– Я знаю выражение «чудо девяти дней», но «чудо тридцати дней» тоже звучит неплохо, как думаете?
– Она продержалась меньше, чем я успел сносить пару новых домашних тапочек.
По пути в свои покои я налетаю на слугу, который несет огромную корзину свечных огарков. Они рассыпаются вокруг меня на полу, и я падаю – я проиграла. «Он хочет, чтобы я уехала, – думаю я между всхлипами. – Он хочет, чтобы я уехала. Она хочет, чтобы я уехала…» Я знала, что она мой враг, достаточно вспомнить того котенка из шарад. Я продолжаю стенать, пытаюсь подняться, но поскальзываюсь и вновь спотыкаюсь о свечные огарки и падаю, проиграв.
Со мной в Париж в экипаже возвращается и матушка, вытирает мне слезы и баюкает мою голову на своей груди.
– Милая моя, в Париже, вдали от этого мира, тебе будет лучше.
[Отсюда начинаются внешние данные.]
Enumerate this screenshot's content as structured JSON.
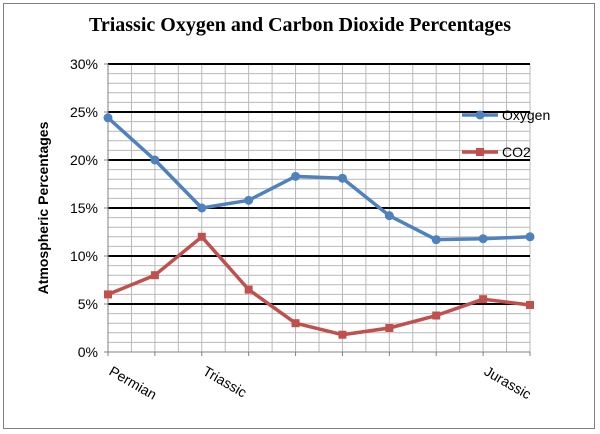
{
  "chart_data": {
    "type": "line",
    "title": "Triassic Oxygen and Carbon Dioxide Percentages",
    "xlabel": "",
    "ylabel": "Atmospheric Percentages",
    "ylim": [
      0,
      30
    ],
    "yticks": [
      "0%",
      "5%",
      "10%",
      "15%",
      "20%",
      "25%",
      "30%"
    ],
    "x_tick_labels": [
      {
        "index": 0,
        "label": "Permian"
      },
      {
        "index": 2,
        "label": "Triassic"
      },
      {
        "index": 8,
        "label": "Jurassic"
      }
    ],
    "point_count": 10,
    "grid": true,
    "legend": "right",
    "series": [
      {
        "name": "Oxygen",
        "color": "#4F81BD",
        "marker": "circle",
        "values": [
          24.4,
          20.0,
          15.0,
          15.8,
          18.3,
          18.1,
          14.2,
          11.7,
          11.8,
          12.0
        ]
      },
      {
        "name": "CO2",
        "color": "#C0504D",
        "marker": "square",
        "values": [
          6.0,
          8.0,
          12.0,
          6.5,
          3.0,
          1.8,
          2.5,
          3.8,
          5.5,
          4.9
        ]
      }
    ]
  }
}
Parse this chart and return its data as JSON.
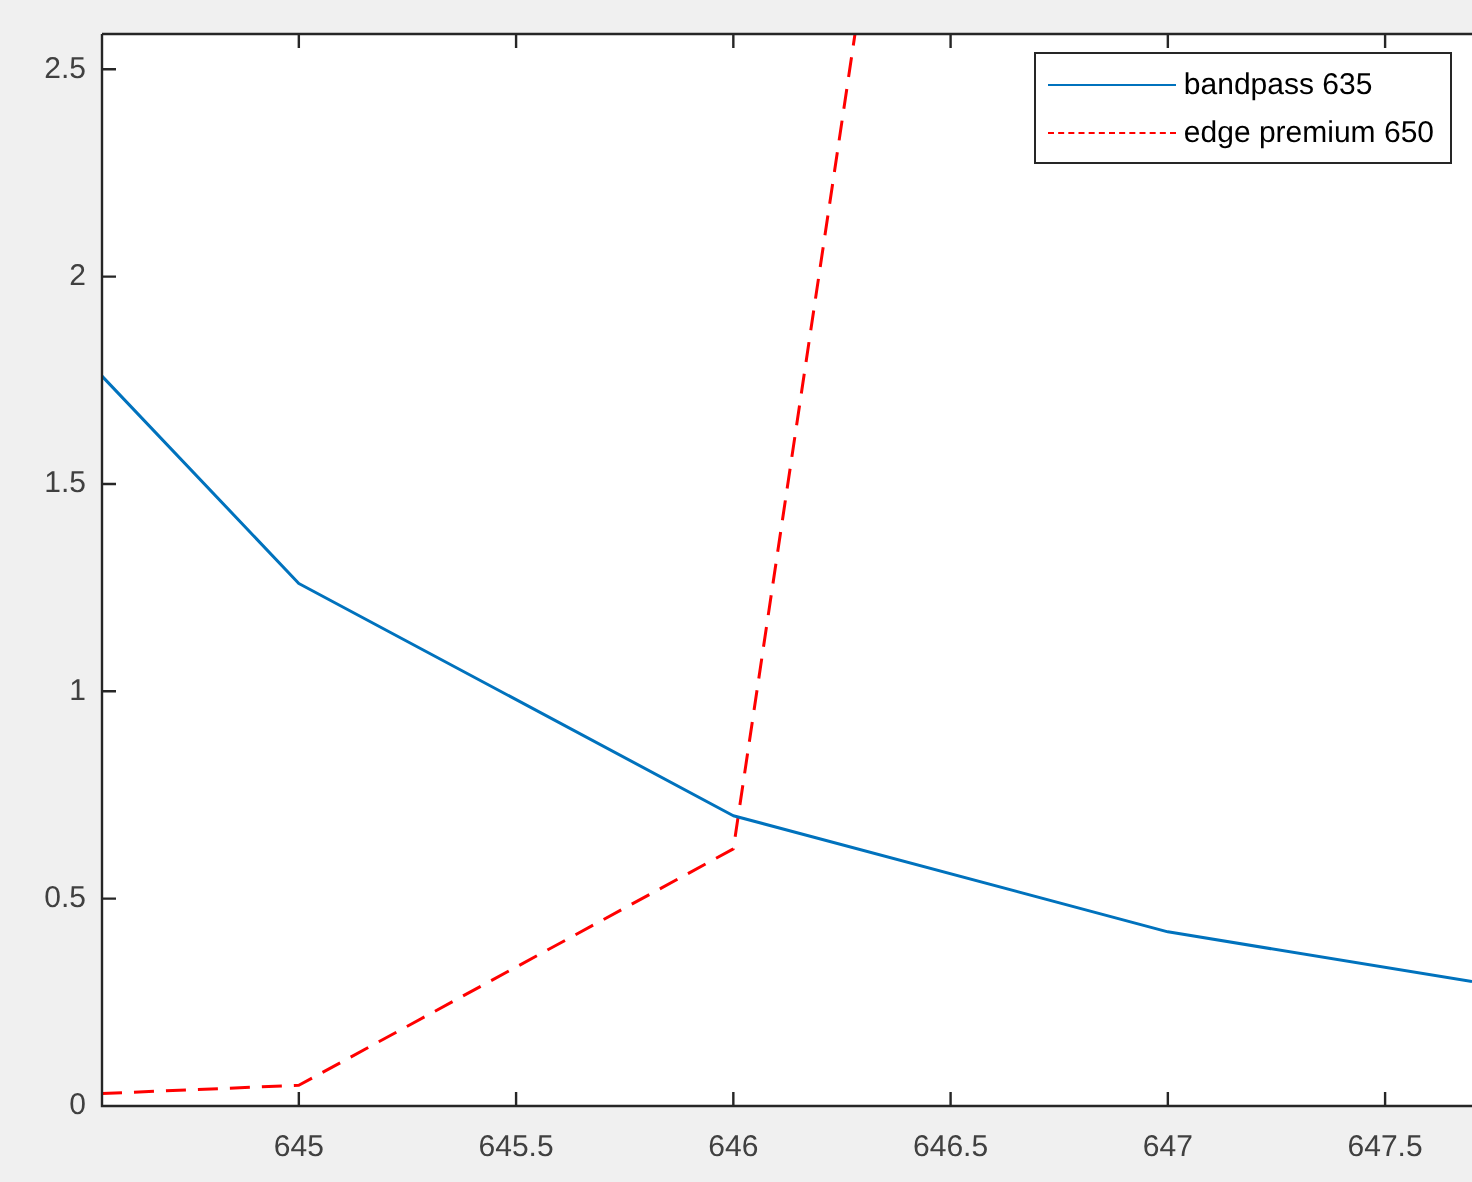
{
  "chart_data": {
    "type": "line",
    "xlim": [
      644.547,
      647.7
    ],
    "ylim": [
      0,
      2.585
    ],
    "xticks": [
      645,
      645.5,
      646,
      646.5,
      647,
      647.5
    ],
    "yticks": [
      0,
      0.5,
      1,
      1.5,
      2,
      2.5
    ],
    "legend": "top right",
    "marker": "none",
    "series": [
      {
        "name": "bandpass 635",
        "color": "#0072bd",
        "line_style": "solid",
        "x": [
          644.547,
          645,
          646,
          647,
          647.7
        ],
        "values": [
          1.76,
          1.26,
          0.7,
          0.42,
          0.3
        ]
      },
      {
        "name": "edge premium 650",
        "color": "#ff0000",
        "line_style": "dashed",
        "x": [
          644.547,
          645,
          646,
          646.28
        ],
        "values": [
          0.03,
          0.05,
          0.62,
          2.585
        ]
      }
    ]
  }
}
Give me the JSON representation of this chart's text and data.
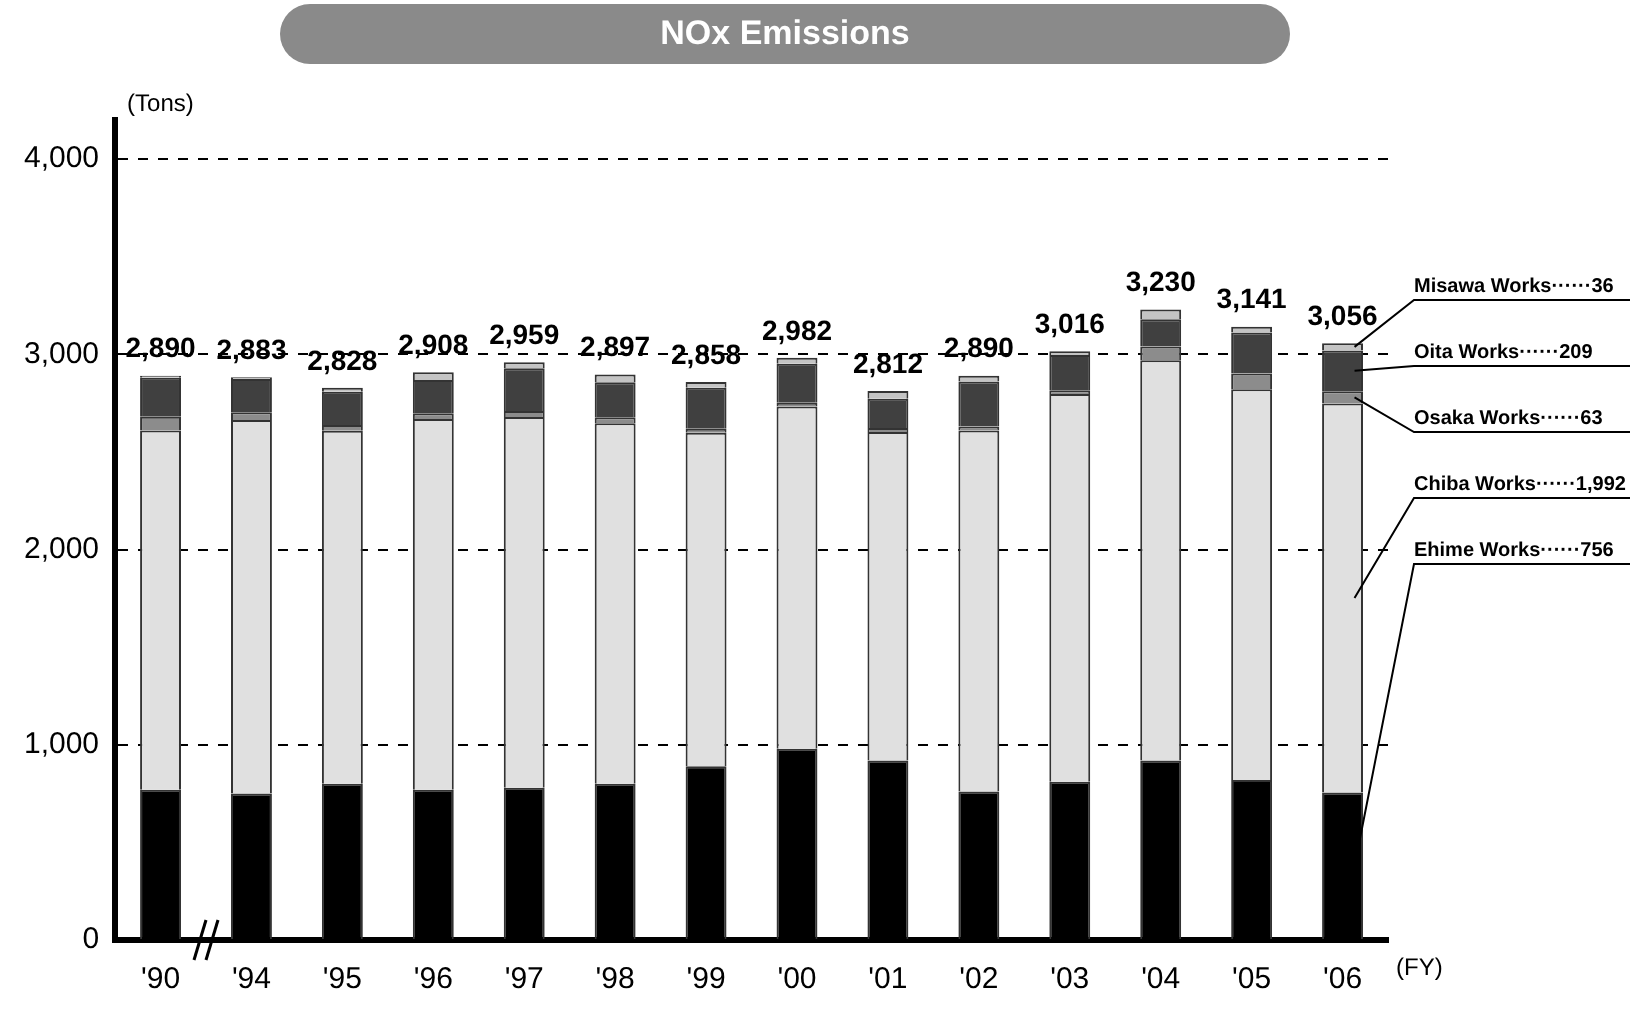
{
  "chart_data": {
    "type": "bar",
    "title": "NOx Emissions",
    "ylabel": "(Tons)",
    "xlabel": "(FY)",
    "categories": [
      "'90",
      "'94",
      "'95",
      "'96",
      "'97",
      "'98",
      "'99",
      "'00",
      "'01",
      "'02",
      "'03",
      "'04",
      "'05",
      "'06"
    ],
    "stacked": true,
    "series": [
      {
        "name": "Ehime Works······756",
        "color": "#000000",
        "values": [
          770,
          750,
          800,
          770,
          780,
          800,
          890,
          980,
          920,
          760,
          810,
          920,
          820,
          756
        ]
      },
      {
        "name": "Chiba Works······1,992",
        "color": "#e0e0e0",
        "values": [
          1840,
          1913,
          1808,
          1898,
          1899,
          1847,
          1708,
          1752,
          1682,
          1850,
          1986,
          2050,
          2001,
          1992
        ]
      },
      {
        "name": "Osaka Works······63",
        "color": "#8c8c8c",
        "values": [
          70,
          40,
          30,
          30,
          30,
          30,
          20,
          20,
          20,
          20,
          20,
          70,
          80,
          63
        ]
      },
      {
        "name": "Oita Works······209",
        "color": "#404040",
        "values": [
          200,
          170,
          170,
          170,
          220,
          180,
          210,
          200,
          150,
          230,
          180,
          140,
          210,
          209
        ]
      },
      {
        "name": "Misawa Works······36",
        "color": "#c4c4c4",
        "values": [
          10,
          10,
          20,
          40,
          30,
          40,
          30,
          30,
          40,
          30,
          20,
          50,
          30,
          36
        ]
      }
    ],
    "totals": [
      "2,890",
      "2,883",
      "2,828",
      "2,908",
      "2,959",
      "2,897",
      "2,858",
      "2,982",
      "2,812",
      "2,890",
      "3,016",
      "3,230",
      "3,141",
      "3,056"
    ],
    "ylim": [
      0,
      4200
    ],
    "yticks": [
      0,
      {
        "value": 1000,
        "label": "1,000"
      },
      {
        "value": 2000,
        "label": "2,000"
      },
      {
        "value": 3000,
        "label": "3,000"
      },
      {
        "value": 4000,
        "label": "4,000"
      }
    ],
    "grid": "y"
  }
}
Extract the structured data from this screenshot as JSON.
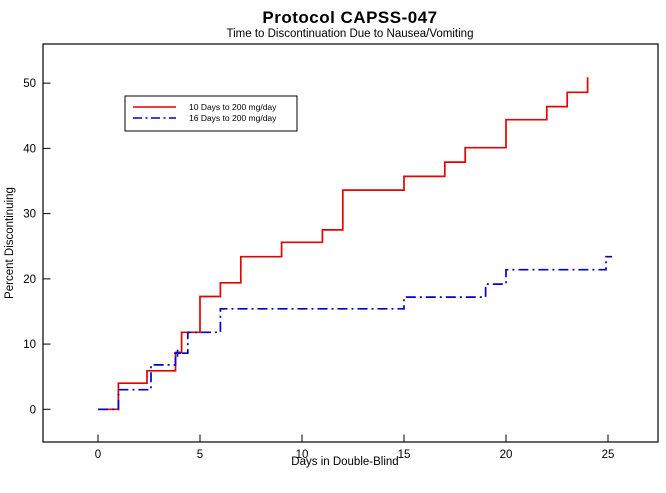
{
  "header": {
    "title": "Protocol CAPSS-047",
    "subtitle": "Time to Discontinuation Due to Nausea/Vomiting"
  },
  "chart_data": {
    "type": "step",
    "title": "Protocol CAPSS-047",
    "subtitle": "Time to Discontinuation Due to Nausea/Vomiting",
    "xlabel": "Days in Double-Blind",
    "ylabel": "Percent Discontinuing",
    "x_ticks": [
      0,
      5,
      10,
      15,
      20,
      25
    ],
    "y_ticks": [
      0,
      10,
      20,
      30,
      40,
      50
    ],
    "xlim": [
      -2.7,
      27.5
    ],
    "ylim": [
      -5,
      56
    ],
    "grid": false,
    "legend_position": "upper-left-inside",
    "series": [
      {
        "name": "10 Days to 200 mg/day",
        "color": "#e60000",
        "line_style": "solid",
        "points": [
          [
            0,
            0
          ],
          [
            1,
            4.0
          ],
          [
            2.4,
            5.9
          ],
          [
            3.8,
            8.7
          ],
          [
            4.1,
            11.8
          ],
          [
            5,
            17.3
          ],
          [
            6,
            19.4
          ],
          [
            7,
            23.4
          ],
          [
            9,
            25.6
          ],
          [
            11,
            27.5
          ],
          [
            12,
            33.6
          ],
          [
            15,
            35.7
          ],
          [
            17,
            37.9
          ],
          [
            18,
            40.1
          ],
          [
            20,
            44.4
          ],
          [
            22,
            46.4
          ],
          [
            23,
            48.6
          ],
          [
            24,
            50.9
          ]
        ]
      },
      {
        "name": "16 Days to 200 mg/day",
        "color": "#0000c8",
        "line_style": "dash-dot",
        "points": [
          [
            0,
            0
          ],
          [
            1,
            3.0
          ],
          [
            2.6,
            6.8
          ],
          [
            3.8,
            8.6
          ],
          [
            4.4,
            11.8
          ],
          [
            6,
            15.4
          ],
          [
            15,
            17.2
          ],
          [
            19,
            19.2
          ],
          [
            20,
            21.4
          ],
          [
            24.9,
            23.4
          ],
          [
            25.2,
            23.4
          ]
        ]
      }
    ],
    "censor_marks": [
      {
        "series": "16 Days to 200 mg/day",
        "day": 3.9,
        "pct": 8.6
      }
    ]
  }
}
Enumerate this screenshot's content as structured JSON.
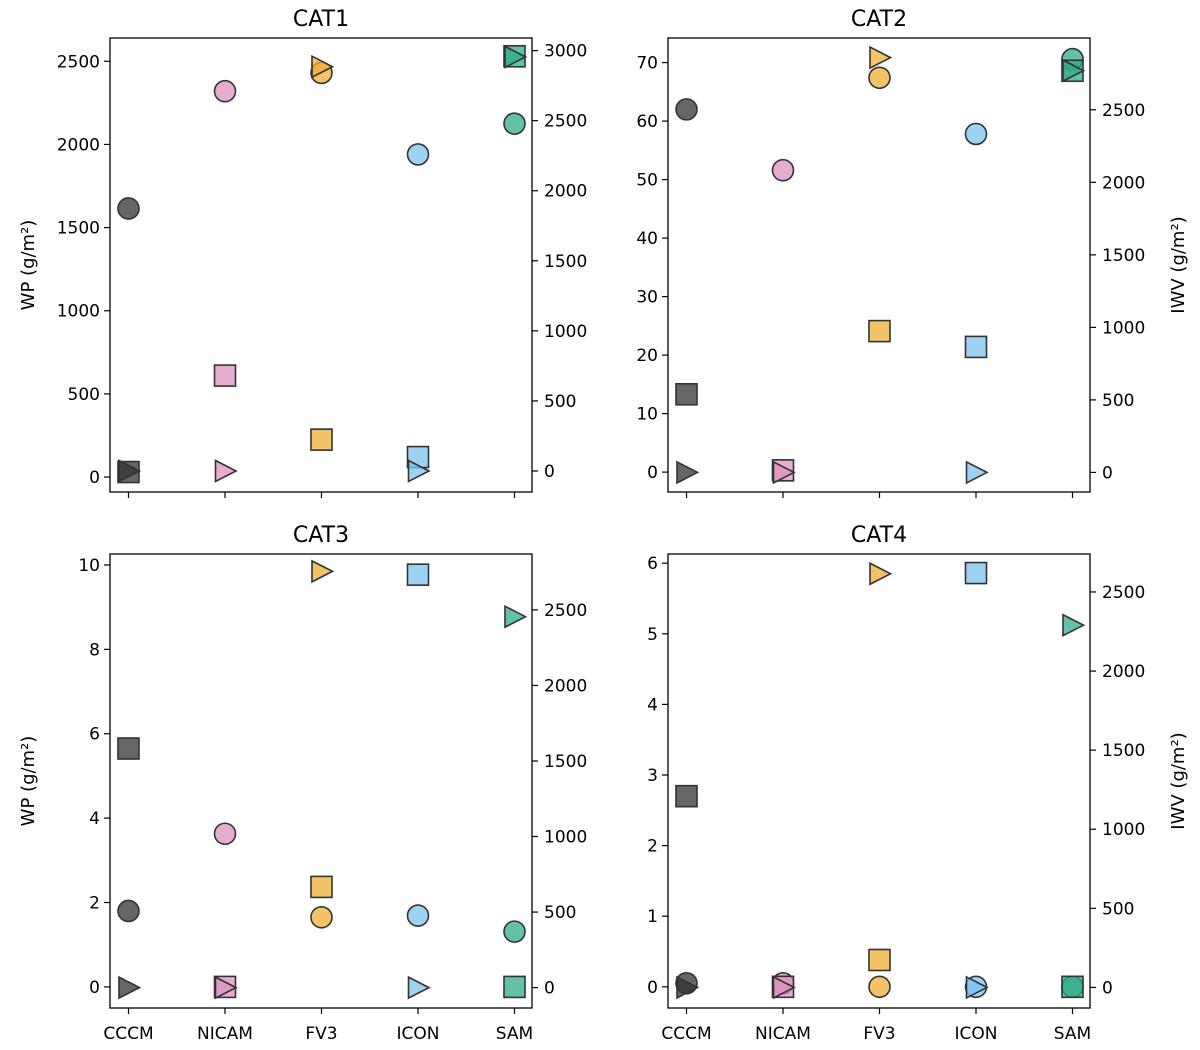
{
  "chart_data": [
    {
      "type": "scatter",
      "title": "CAT1",
      "categories": [
        "CCCM",
        "NICAM",
        "FV3",
        "ICON",
        "SAM"
      ],
      "ylabel_left": "WP (g/m²)",
      "ylabel_right": "",
      "ylim_left": [
        -90,
        2640
      ],
      "ylim_right": [
        -150,
        3090
      ],
      "yticks_left": [
        0,
        500,
        1000,
        1500,
        2000,
        2500
      ],
      "yticks_right": [
        0,
        500,
        1000,
        1500,
        2000,
        2500,
        3000
      ],
      "show_xticklabels": false,
      "series": [
        {
          "name": "",
          "marker": "circle",
          "axis": "left",
          "values": [
            1615,
            2320,
            2430,
            1940,
            2125
          ]
        },
        {
          "name": "",
          "marker": "square",
          "axis": "left",
          "values": [
            30,
            610,
            225,
            120,
            2530
          ]
        },
        {
          "name": "",
          "marker": "triangle-right",
          "axis": "right",
          "values": [
            0,
            0,
            2885,
            0,
            2955
          ]
        }
      ]
    },
    {
      "type": "scatter",
      "title": "CAT2",
      "categories": [
        "CCCM",
        "NICAM",
        "FV3",
        "ICON",
        "SAM"
      ],
      "ylabel_left": "",
      "ylabel_right": "IWV (g/m²)",
      "ylim_left": [
        -3.4,
        74.2
      ],
      "ylim_right": [
        -135,
        2995
      ],
      "yticks_left": [
        0,
        10,
        20,
        30,
        40,
        50,
        60,
        70
      ],
      "yticks_right": [
        0,
        500,
        1000,
        1500,
        2000,
        2500
      ],
      "show_xticklabels": false,
      "series": [
        {
          "name": "",
          "marker": "circle",
          "axis": "left",
          "values": [
            62,
            51.6,
            67.4,
            57.8,
            70.6
          ]
        },
        {
          "name": "",
          "marker": "square",
          "axis": "left",
          "values": [
            13.3,
            0.3,
            24.1,
            21.4,
            68.6
          ]
        },
        {
          "name": "",
          "marker": "triangle-right",
          "axis": "right",
          "values": [
            0,
            0,
            2860,
            0,
            2770
          ]
        }
      ]
    },
    {
      "type": "scatter",
      "title": "CAT3",
      "categories": [
        "CCCM",
        "NICAM",
        "FV3",
        "ICON",
        "SAM"
      ],
      "ylabel_left": "WP (g/m²)",
      "ylabel_right": "",
      "ylim_left": [
        -0.5,
        10.26
      ],
      "ylim_right": [
        -135,
        2870
      ],
      "yticks_left": [
        0,
        2,
        4,
        6,
        8,
        10
      ],
      "yticks_right": [
        0,
        500,
        1000,
        1500,
        2000,
        2500
      ],
      "show_xticklabels": true,
      "series": [
        {
          "name": "",
          "marker": "circle",
          "axis": "left",
          "values": [
            1.8,
            3.63,
            1.65,
            1.69,
            1.31
          ]
        },
        {
          "name": "",
          "marker": "square",
          "axis": "left",
          "values": [
            5.65,
            0,
            2.37,
            9.77,
            0
          ]
        },
        {
          "name": "",
          "marker": "triangle-right",
          "axis": "right",
          "values": [
            0,
            0,
            2755,
            0,
            2455
          ]
        }
      ]
    },
    {
      "type": "scatter",
      "title": "CAT4",
      "categories": [
        "CCCM",
        "NICAM",
        "FV3",
        "ICON",
        "SAM"
      ],
      "ylabel_left": "",
      "ylabel_right": "IWV (g/m²)",
      "ylim_left": [
        -0.3,
        6.13
      ],
      "ylim_right": [
        -130,
        2740
      ],
      "yticks_left": [
        0,
        1,
        2,
        3,
        4,
        5,
        6
      ],
      "yticks_right": [
        0,
        500,
        1000,
        1500,
        2000,
        2500
      ],
      "show_xticklabels": true,
      "series": [
        {
          "name": "",
          "marker": "circle",
          "axis": "left",
          "values": [
            0.05,
            0.05,
            0,
            0,
            0
          ]
        },
        {
          "name": "",
          "marker": "square",
          "axis": "left",
          "values": [
            2.7,
            0,
            0.38,
            5.86,
            0
          ]
        },
        {
          "name": "",
          "marker": "triangle-right",
          "axis": "right",
          "values": [
            0,
            0,
            2615,
            0,
            2290
          ]
        }
      ]
    }
  ],
  "colors": {
    "models": [
      "#333333",
      "#dd92c2",
      "#efaf36",
      "#7cc3ef",
      "#30ab88"
    ],
    "edge": "#333333"
  }
}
Мы с отцом устроили твою поездку к Марии-Стефании в Шатильон. Что ты об этом думаешь?
Я всхлипываю. Уже очень давно я не видела свою подругу. Сама она редко наведывается в Париж. Но нет…
– Я хочу короля, – рыдаю я. – Мне так стыдно. Матушка! Они сказали, что я как ребенок. А Конти сказал, что я унизила величие Франции. Нет, не сам Конти, а какой-то ужасный человек, который написал это письмо, а король его прочел и согласился!
– Ну-ну, дорогая моя, тихо-тихо. Я знаю, что жестокие слова в Версале дело обычное, – отвечает она, баюкая меня в такт движению экипажа. Она крепко обнимает меня, я соплю ей в грудь – иногда быть ребенком очень приятно. – Признаюсь, я даже рада, что ты там больше не живешь.
– Они сказали, что я – чудо тридцати дней, а я даже не знаю, что это означает, – реву я, громко икая.
– Ох, милая моя. Но тебе понравится Шатильон, я напишу своей матушке, чтобы она тебя навестила; быть может, она даже привезет тебе новое зимнее платье – как тебе идея?
– Да, – отвечаю я, вытирая слезы.
На следующей неделе мои слезы полностью высохли, когда доставили подарок – пару туфель и записку от короля, в память о наших днях. А еще дом в подарок. Я в изумлении расправляю плечи. Ничего себе! Мой собственный дом?
Антракт
Иногда я чувствую, что жизнь моя похожа на жизнь одного из ранних христианских святых, столь любимых нашей королевой, и что суть ее – вечная борьба. Мне нет еще и тридцати пяти, но чувствую я себя на пятьдесят. Марианну, это глупое дитя, изгнали в День святой Сесилии, когда я прислуживала королеве во время ее благочестивой мессы. Я размышляла над жизнью этой святой: бесконечные гонения, муки, множественные попытки казнить, весь мир против нее.
Он отослал вещи этой девочки; моя уловка с письмом сработала. Эта хохотушка уехала, но я знаю, что она не исчезнет никогда, сквозь ее облик проступают туманные очертания любовниц будущих лет, мои постоянные спутницы и постоянные угрозы. Я вырезаю «МА» на куске нефрита и думаю о другой Марианне, герцогине де Шатору. Я много лет не вспоминала о ней; даже самые живучие призраки в конце концов исчезают. Вынуждена признать, что за этой глупышкой было интересно наблюдать, смотреть на ее косые пустые голубые глаза, на ее ротик, похожий на розовый бутон. Франни сказала мне, что смотреть на нее – все равно что смотреть на первую Марианну.
Я резко швыряю нефрит в воду, всполошив спокойных рыб.
Я больше так не могу, не могу. Да, без Луи я умру, во многих смыслах, но и жить с дамокловым мечом над головой я больше не в силах. Довольно.
Он приходит ко мне, как всегда приходил. Завтра он уезжает в Фонтенбло, а я пока останусь здесь, отдохну. Он садится на кровать рядом со мной, но я не глажу его по рукам, не успокаиваю, а когда он говорит о своем недовольстве маршалом д’Эстре, который командует войсками, я не утешаю его, не шепчу ласковые слова.